Уже в который раз профессор подумал, что самое прекрасное в жизни человека – возвращение домой. Леночка удивится, ведь он вернулся на день раньше, чем планировал. Сюрприз. Правда, сюрприз стихийный, так как профессор звонил несколько раз, чтобы сообщить о приезде, но Леночка не ответила – видимо, выходила и снова забыла взять с собой мобильный телефон. Потому получится сюрприз.
Лифт не работал, и это было неудивительно, потому что дом был старый и лифт тоже был старый. Профессор, как правило, поднимался на третий этаж пешком, поскольку не мог заставить себя войти в крошечную, со сложными запахами, клетку, от которой у него развивалась клаустрофобия. Сейчас, правда, Игорь Владиславович был готов пренебречь своими страхами из-за чемодана, но лифт не работал, и выбора иного, чем подняться пешком, у него не оставалось. Слегка запыхавшись, он добрался до дверей своей квартиры и нажал на кнопку звонка. Ничего не произошло. Профессор подождал с минуту и нажал снова. С тем же результатом – ему не открыли.
Недоуменный Игорь Владиславович стал рыться в карманах, подозревая, что ключа там может не оказаться. И оказался прав – ключа действительно не нашлось. Профессор еще раз надавил на кнопку звонка, раздумывая, куда могла пойти Леночка в это время дня, а потом с некоторой досадой дернул за дверную ручку и с удивлением обнаружил, что дверь не заперта. Он вошел в темную прихожую, постоял немного, вспоминая, где включается свет.
Дом встретил его тишиной и покоем. Профессор оставил чемодан в прихожей и поспешил с портфелем в свой кабинет. К его удивлению, на столе горела настольная лампа, и бросался в глаза непривычный беспорядок: выдвинутые ящики стола, разбросанные по полу исписанные листы бумаги, книги, каким-то образом упавшие со стеллажей.
Игорь Владиславович стал на пороге как вкопанный, не понимая, что бы это могло означать. Он сделал шаг вперед и снова застыл, увидев неподвижно лежавшую на ковре сестру, Елену Владиславовну, в темно-красном атласном халате, из-под которого виднелась белая ночная сорочка.

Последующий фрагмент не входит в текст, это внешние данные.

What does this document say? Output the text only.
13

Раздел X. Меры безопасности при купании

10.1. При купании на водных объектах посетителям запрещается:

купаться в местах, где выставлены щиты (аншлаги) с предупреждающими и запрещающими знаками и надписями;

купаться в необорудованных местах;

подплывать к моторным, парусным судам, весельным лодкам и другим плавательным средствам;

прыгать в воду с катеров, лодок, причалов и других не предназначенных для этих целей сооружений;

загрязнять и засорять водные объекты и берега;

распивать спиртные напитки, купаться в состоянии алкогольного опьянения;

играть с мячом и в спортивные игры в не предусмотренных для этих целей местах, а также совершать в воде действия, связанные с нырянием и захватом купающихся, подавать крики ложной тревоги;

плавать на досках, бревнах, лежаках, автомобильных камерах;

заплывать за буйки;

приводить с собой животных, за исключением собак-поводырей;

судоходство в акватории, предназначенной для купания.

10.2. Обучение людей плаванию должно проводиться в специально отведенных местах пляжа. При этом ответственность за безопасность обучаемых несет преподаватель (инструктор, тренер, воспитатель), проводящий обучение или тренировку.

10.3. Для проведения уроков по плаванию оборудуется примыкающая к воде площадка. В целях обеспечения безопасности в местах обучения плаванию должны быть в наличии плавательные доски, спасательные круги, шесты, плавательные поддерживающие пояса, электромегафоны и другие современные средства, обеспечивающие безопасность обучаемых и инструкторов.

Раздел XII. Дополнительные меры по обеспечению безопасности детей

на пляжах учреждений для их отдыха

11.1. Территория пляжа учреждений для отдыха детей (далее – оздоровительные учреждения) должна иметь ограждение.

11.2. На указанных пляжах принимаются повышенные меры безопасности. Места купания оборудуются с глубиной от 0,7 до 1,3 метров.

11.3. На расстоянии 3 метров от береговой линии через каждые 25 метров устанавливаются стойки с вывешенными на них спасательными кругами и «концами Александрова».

– Леночка! – позвал профессор. – Что случилось? Тебе плохо?
Он присел на корточки у тела сестры, взял ее руку и тут же выпустил – рука была ледяной…
…Никаких следов насильственной смерти на теле старой дамы обнаружено не было. По версии следствия, Елена Владиславовна Лещинская, семидесяти трех лет, скончалась от инфаркта, застав в кабинете брата грабителей. По утверждению профессора, Игоря Владиславовича Лещинского, из квартиры ничего не пропало, кроме компьютера и материалов для будущих монографий профессора, как рукописных, так и хранившихся в компьютере, на компактах и флешках. Собственно, ничего ценного, кроме книг, пары картин местных художников и старинной посуды, доставшейся от бабки, у них с сестрой никогда и не было.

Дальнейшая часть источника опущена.